Bayfield-class vessels were based upon the C3-S-A2 design standard. The basic design had to undergo a number of changes in order to meet the attack transport specification.

===Troop accommodation===

In order to accommodate the troops, two cargo holds amidships had to be converted into accommodation facilities. This was achieved by dividing each hold into three decks, and then building a number of passageways along each deck. Along both walls of each passageway, bunk-beds tiered five high were installed, and each bunk was only thirty inches wide.
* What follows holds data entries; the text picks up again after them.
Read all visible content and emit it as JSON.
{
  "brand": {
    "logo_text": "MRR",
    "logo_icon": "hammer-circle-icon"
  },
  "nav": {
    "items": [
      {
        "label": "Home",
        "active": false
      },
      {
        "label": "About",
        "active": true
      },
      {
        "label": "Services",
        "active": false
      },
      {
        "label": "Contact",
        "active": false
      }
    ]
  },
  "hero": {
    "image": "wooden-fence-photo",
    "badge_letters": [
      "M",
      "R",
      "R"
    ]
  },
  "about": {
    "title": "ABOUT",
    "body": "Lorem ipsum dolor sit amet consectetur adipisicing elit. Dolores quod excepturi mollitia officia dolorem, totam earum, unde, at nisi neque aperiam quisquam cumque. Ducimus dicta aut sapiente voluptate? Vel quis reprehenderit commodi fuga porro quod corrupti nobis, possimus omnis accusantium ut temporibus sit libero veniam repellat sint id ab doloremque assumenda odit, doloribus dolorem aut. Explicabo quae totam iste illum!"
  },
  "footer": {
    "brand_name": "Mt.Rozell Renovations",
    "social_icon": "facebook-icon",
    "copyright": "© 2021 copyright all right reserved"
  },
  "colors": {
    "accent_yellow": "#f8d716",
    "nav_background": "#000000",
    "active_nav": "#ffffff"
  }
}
The troops were provided with their own galley and mess hall separate from that of the ship's crew, but they had no dining hall and used their own mess gear to eat. A sick bay and dental clinic were also provided. The troop commander had his own private cabin and office, which was fitted with a loudspeaker system from which he could directly address the men under his command. In order to keep the soldiers entertained during their long, crowded voyages, music and other entertainment could be piped to the troop compartments.

===Ballast===

Because a troop transport carries less weight than a cargo ship, it was also found to be useful to use concrete as ballast in the bottom of the cargo holds in order to improve the comfort level for the ship's passengers, as well as increase safety and seagoing performance.

===Weaponry===

Since attack transports would be conducting operations off hostile shores, they had a greater requirement for armament than ordinary transports, particularly in regards to antiaircraft defence. The Bayfield-class vessels were well outfitted in this regard. Each vessel was fitted with a pair of 5"/38 caliber dual purpose guns, one fore and one aft. The ships were also fitted with between two and four twin 40 mm antiaircraft mounts (early examples came with two quad 1.1" gun mounts instead), plus two single 40 mm mounts and eighteen 20 mm mounts as standard.
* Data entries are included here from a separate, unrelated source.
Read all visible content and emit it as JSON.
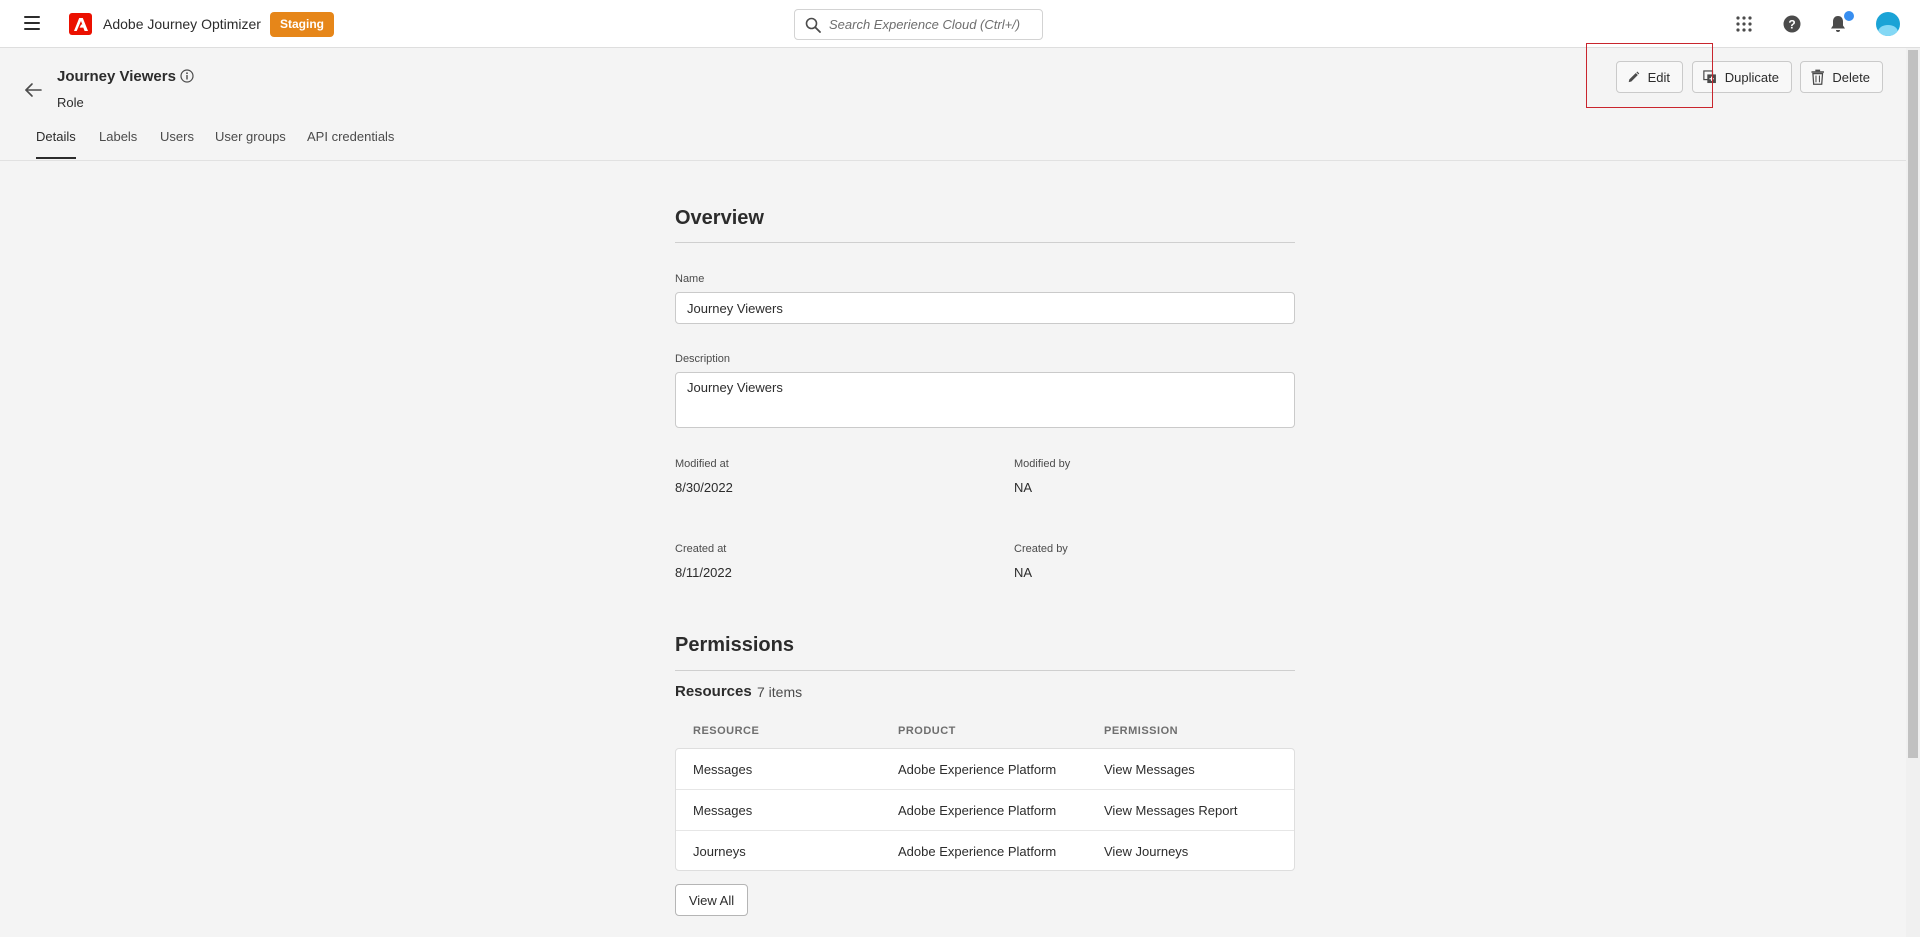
{
  "topbar": {
    "app_name": "Adobe Journey Optimizer",
    "env_badge": "Staging",
    "search_placeholder": "Search Experience Cloud (Ctrl+/)"
  },
  "header": {
    "title": "Journey Viewers",
    "subtitle": "Role",
    "actions": {
      "edit": "Edit",
      "duplicate": "Duplicate",
      "delete": "Delete"
    }
  },
  "tabs": [
    {
      "label": "Details",
      "active": true
    },
    {
      "label": "Labels",
      "active": false
    },
    {
      "label": "Users",
      "active": false
    },
    {
      "label": "User groups",
      "active": false
    },
    {
      "label": "API credentials",
      "active": false
    }
  ],
  "overview": {
    "title": "Overview",
    "name_label": "Name",
    "name_value": "Journey Viewers",
    "description_label": "Description",
    "description_value": "Journey Viewers",
    "modified_at_label": "Modified at",
    "modified_at_value": "8/30/2022",
    "modified_by_label": "Modified by",
    "modified_by_value": "NA",
    "created_at_label": "Created at",
    "created_at_value": "8/11/2022",
    "created_by_label": "Created by",
    "created_by_value": "NA"
  },
  "permissions": {
    "title": "Permissions",
    "resources_label": "Resources",
    "resources_count": "7 items",
    "columns": [
      "RESOURCE",
      "PRODUCT",
      "PERMISSION"
    ],
    "rows": [
      [
        "Messages",
        "Adobe Experience Platform",
        "View Messages"
      ],
      [
        "Messages",
        "Adobe Experience Platform",
        "View Messages Report"
      ],
      [
        "Journeys",
        "Adobe Experience Platform",
        "View Journeys"
      ]
    ],
    "view_all": "View All"
  },
  "colors": {
    "brand": "#eb1000",
    "badge": "#e68619",
    "highlight": "#c9252d",
    "notification": "#378ef0"
  },
  "icons": {
    "menu": "hamburger-icon",
    "search": "search-icon",
    "apps": "apps-grid-icon",
    "help": "help-icon",
    "notifications": "bell-icon",
    "back": "arrow-left-icon",
    "info": "info-icon",
    "edit": "pencil-icon",
    "duplicate": "duplicate-icon",
    "delete": "trash-icon"
  }
}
As the war progressed, the 20 mm cannon were found to be less effective than the 40 mm, and the later Gilliam and Haskell classes dispensed with some of these mounts. The later classes also had only one 5 in gun instead of two.

==Production==

A total of 34 Bayfield-class vessels were produced between 1942 and 1944 – 20 by Ingalls Shipbuilding of Pascagoula, Mississippi and the remaining 14 at the San Francisco shipyard of Western Pipe & Steel – making the Bayfield class the second most numerous attack transport class behind the Haskell class.

==Service==

Bayfield-class vessels served in both the Atlantic and Pacific theatres of war. Some went on to see service in the Korean and Vietnam wars.

Of the 388 attack transports (APA and AKA) of all types built, the last to see service with the US Navy was , a Bayfield-class vessel built by Western Pipe & Steel which was launched on 29 December 1942, first commissioned on 7 December 1943 and decommissioned in August 1970. She was finally struck from the Navy register on 1 July 1972.